While building GPay at Google, software veterans Piet Walraven, Meiwin Fu, and Zihui Chen looked into how people discovered restaurants. It struck them that almost everyone ‘liked’ to save places but dealt with severe discovery overload.
“We’d ask people to show us their places, and they’d often chuckle. Besides a select few diligent restaurant list keepers, most would start scrolling screenshots, notes, social apps, direct messages, or open tabs, scanning for discoveries that got buried by other things worth remembering,” Walraven says. “We realised that the discovery overload will only worsen as we spend more time online. That’s when we decided to quit our jobs to build Drigmo.”
Drigmo — an anagram of Grimod de la Reynière, who wrote the world’s first restaurant guide L’Almanach des Gourmands, during the reign of Napoleon in 1803 — is a new social food app for people to save their places.
The app was developed by Walraven, Meiwin Fu, and Zihui Chen — who built and sold their previous startup ‘Pie’ to Google before joining the search engine giant.
A social app built around people’s restaurant lists, Drigmo enables users to organise their places with custom tags and bring their lists to life by adding personal memories through notes, pictures, and videos.
As users grow their lists, their friends can see their activities and save discoveries from each other (like re-pinning on Pinterest). They can also explore their friends’ spots on a map to see what nearby places they visited or have on their ‘to-try’ list.
“When we studied hundreds of restaurant lists from passionate foodies, we found that the personal and social aspect of list-keeping makes people add mostly the places they love and recommend. This makes restaurant lists positive and truthful by default. We thought if restaurant lists are social, expressive, and positive, why not build an app around them? That’s how Drigmo happened,” Walraven says.
As the user base grew with the number of restaurants and memories saved on the platform, Drigmo evolved into a community of diners, helping other diners discover great places.
The app doesn’t offer a ‘restaurant ratings’ feature; instead, it shows ‘who has saved this place’ and highlights the memories of their friends. The users find it a more efficient way of deciding if a place is for them, Walraven says.
Since its soft launch in Singapore in March this year, over 45,000 places have been saved and 15,000 tags created on the platform.

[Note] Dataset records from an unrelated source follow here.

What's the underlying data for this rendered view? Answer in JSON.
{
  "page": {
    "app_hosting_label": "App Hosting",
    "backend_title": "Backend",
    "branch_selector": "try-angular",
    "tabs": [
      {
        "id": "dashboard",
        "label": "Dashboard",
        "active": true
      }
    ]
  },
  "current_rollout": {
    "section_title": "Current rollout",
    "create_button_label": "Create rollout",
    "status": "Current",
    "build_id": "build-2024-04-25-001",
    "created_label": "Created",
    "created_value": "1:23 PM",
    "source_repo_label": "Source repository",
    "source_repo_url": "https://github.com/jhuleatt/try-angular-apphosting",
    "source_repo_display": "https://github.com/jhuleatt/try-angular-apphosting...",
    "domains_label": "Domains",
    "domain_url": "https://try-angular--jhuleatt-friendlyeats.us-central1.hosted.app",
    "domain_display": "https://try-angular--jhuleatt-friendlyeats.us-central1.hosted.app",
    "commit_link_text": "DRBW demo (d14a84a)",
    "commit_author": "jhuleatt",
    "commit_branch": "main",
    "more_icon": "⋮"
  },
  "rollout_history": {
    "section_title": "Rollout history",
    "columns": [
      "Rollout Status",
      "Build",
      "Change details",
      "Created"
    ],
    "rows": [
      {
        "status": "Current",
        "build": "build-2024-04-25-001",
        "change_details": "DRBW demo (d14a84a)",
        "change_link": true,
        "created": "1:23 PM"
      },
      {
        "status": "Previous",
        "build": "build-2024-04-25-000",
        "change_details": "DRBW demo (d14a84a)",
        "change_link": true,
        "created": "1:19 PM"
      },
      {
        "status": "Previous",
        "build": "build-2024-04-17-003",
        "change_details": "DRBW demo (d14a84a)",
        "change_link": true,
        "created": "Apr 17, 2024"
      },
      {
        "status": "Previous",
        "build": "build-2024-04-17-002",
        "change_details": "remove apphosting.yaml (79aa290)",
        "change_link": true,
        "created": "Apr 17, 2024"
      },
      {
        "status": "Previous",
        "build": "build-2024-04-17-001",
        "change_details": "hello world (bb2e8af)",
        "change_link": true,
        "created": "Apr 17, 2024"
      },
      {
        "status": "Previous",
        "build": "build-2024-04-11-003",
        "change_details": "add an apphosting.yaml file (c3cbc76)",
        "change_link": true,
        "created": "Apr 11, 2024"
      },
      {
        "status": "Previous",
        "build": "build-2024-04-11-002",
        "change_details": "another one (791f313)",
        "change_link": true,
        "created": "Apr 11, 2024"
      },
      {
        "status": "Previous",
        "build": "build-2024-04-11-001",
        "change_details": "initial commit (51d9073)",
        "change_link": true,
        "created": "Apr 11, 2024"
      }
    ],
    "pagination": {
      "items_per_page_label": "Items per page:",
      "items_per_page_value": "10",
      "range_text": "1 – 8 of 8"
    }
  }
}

The app also integrated AI into the platform to provide place summaries based on all available reviews on the web and structuring its own community-generated data to make it even more helpful.
While there are editorial sites like Daniel Food Diary or players like Grab Food that offer reviews, Walraven doesn’t see them as competitors. “GrabFood, GoJek, Chope, etc. are an opportunity as they rely on reviews and place data to improve conversion and average order size.”
Although Drigmo is currently free to use, the company is exploring several monetisation models — such as offering its rich places data as an API and enabling restaurants to offer their guests a loyalty program that integrates deeply with the app experience.
The co-founders have already managed to raise a strategic round of funding from a handful of Singapore’s most experienced and well-respected investors.
In Walraven’s opinion, although all the social media apps in the market were launched with tall promises of bringing the world closer together, it turned out to be one of tech’s biggest fallacies. If anything, these apps have divided people.
“The next wave of social will be different. It has to be positive by design and a healthy, worthwhile place to hang out. We believe food is a great vertical to build in not only because it’s the last thing you can’t download but also because food has always done what big social screwed up; it connects people,” Walraven concluded.